Critique de Albator76 (, Inscrit le 4 août 2012, 47 ans) - 16 septembre 2015

Ce bouquin m'a paru très instructif
Je connaissais comme tout le monde l'histoire du camp d'Auschwitz mais dans sa grande largeur
Les détails évoqués par l'auteur font froid dans le dos
L'inhumanité révélée dans ce récit est impressionnante
C'est la raison pour laquelle je suis allé sur place ressentir ce que le livre détaillait
Pour toute personne s'intéressant à cette période de l'histoire, je le conseille même si trop de détails peut perturber l'avancement du récit

Ouvrage de référence

8 étoiles

Critique de Pacmann (Tamise, Inscrit le 2 février 2012, 59 ans) - 5 avril 2015

Considéré comme un ouvrage de référence sur le plus grand crime organisé que l’humanité ait commis, j’ai été surpris par l’introduction et la conclusion de ce livre. Si l’auteur avait été américain, la critique du stalinisme aurait assez aisément trouvé une explication, mais Laurence Rees est britannique.

Je suis donc surpris par le fait que l’auteur souligne d’emblée que Staline a commis un génocide plus important qu’Hitler. C’est certainement la vérité, bien que moins connu du grand public, mais cela conduit à un certain malaise de relativiser par certains propos l’importance ou le contexte des ignominies du nazisme. Staline avait la cohérence de considérer tout le monde comme potentiellement coupable alors que les nazis, tout en ciblant certaines catégories de populations, semblent avoir été davantage guidés par une forme d’opportunisme ou de rationalité à géométrie variable en fonction de l’évolution du second conflit mondial.
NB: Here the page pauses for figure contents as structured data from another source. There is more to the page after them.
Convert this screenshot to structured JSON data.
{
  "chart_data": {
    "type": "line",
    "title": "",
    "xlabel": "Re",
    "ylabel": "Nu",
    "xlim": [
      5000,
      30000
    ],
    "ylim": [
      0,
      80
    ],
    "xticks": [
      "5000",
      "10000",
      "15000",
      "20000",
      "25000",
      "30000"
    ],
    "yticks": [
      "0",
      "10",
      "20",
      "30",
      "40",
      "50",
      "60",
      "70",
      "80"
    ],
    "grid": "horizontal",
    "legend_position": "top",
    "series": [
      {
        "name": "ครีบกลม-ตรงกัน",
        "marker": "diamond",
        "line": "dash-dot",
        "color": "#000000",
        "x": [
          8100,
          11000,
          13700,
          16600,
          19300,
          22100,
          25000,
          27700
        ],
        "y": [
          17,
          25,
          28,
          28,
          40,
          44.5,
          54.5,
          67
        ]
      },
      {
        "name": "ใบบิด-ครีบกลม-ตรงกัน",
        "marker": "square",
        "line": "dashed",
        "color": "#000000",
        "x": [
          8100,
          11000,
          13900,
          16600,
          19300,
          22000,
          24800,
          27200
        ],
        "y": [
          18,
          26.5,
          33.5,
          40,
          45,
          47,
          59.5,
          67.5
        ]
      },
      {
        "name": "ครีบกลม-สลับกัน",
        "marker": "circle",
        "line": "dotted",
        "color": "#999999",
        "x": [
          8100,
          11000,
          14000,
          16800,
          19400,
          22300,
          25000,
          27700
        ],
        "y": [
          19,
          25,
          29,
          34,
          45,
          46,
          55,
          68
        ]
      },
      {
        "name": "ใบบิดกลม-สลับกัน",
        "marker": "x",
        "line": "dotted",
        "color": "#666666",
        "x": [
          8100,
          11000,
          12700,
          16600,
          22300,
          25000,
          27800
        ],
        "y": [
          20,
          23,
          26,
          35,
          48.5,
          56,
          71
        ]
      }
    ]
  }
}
L'auteur à le mérite de tenter de démontrer comment un tel crime a été rendu possible.

La structure de l’ouvrage aurait pu davantage être maîtrisée ; l’auteur découpe son récit en chapitres avec la cohérence de la ligne du temps mais il s’égare parfois dans l’anecdotique et ne nous épargne pas des répétitions.

Il exact qu’on ne peut exiger d’un livre historique d’avoir le niveau littéraire de grands romans comme « Le Choix de Sophie » de William Styron ou de « Kaputt » de Malaparte, deux romans abordant le même thème et qui m’avaient notamment conduit à m’intéresser à cet ouvrage.

J’avoue que même si j’ai appris pas mal de nouvelles choses, pour une personne s’étant intéressé et documenté sur la Shoah, je reste tout de même quelque peu sur ma faim.

Je conseille tout de même certainement la lecture de ce livre, en particulier à tout qui serait attiré par les discours de mouvements politiques nationaliste, populiste ou extrémiste, et permettre d’ouvrir les yeux à ceux qui ont oublié où ce genre d’idéologies peut mener.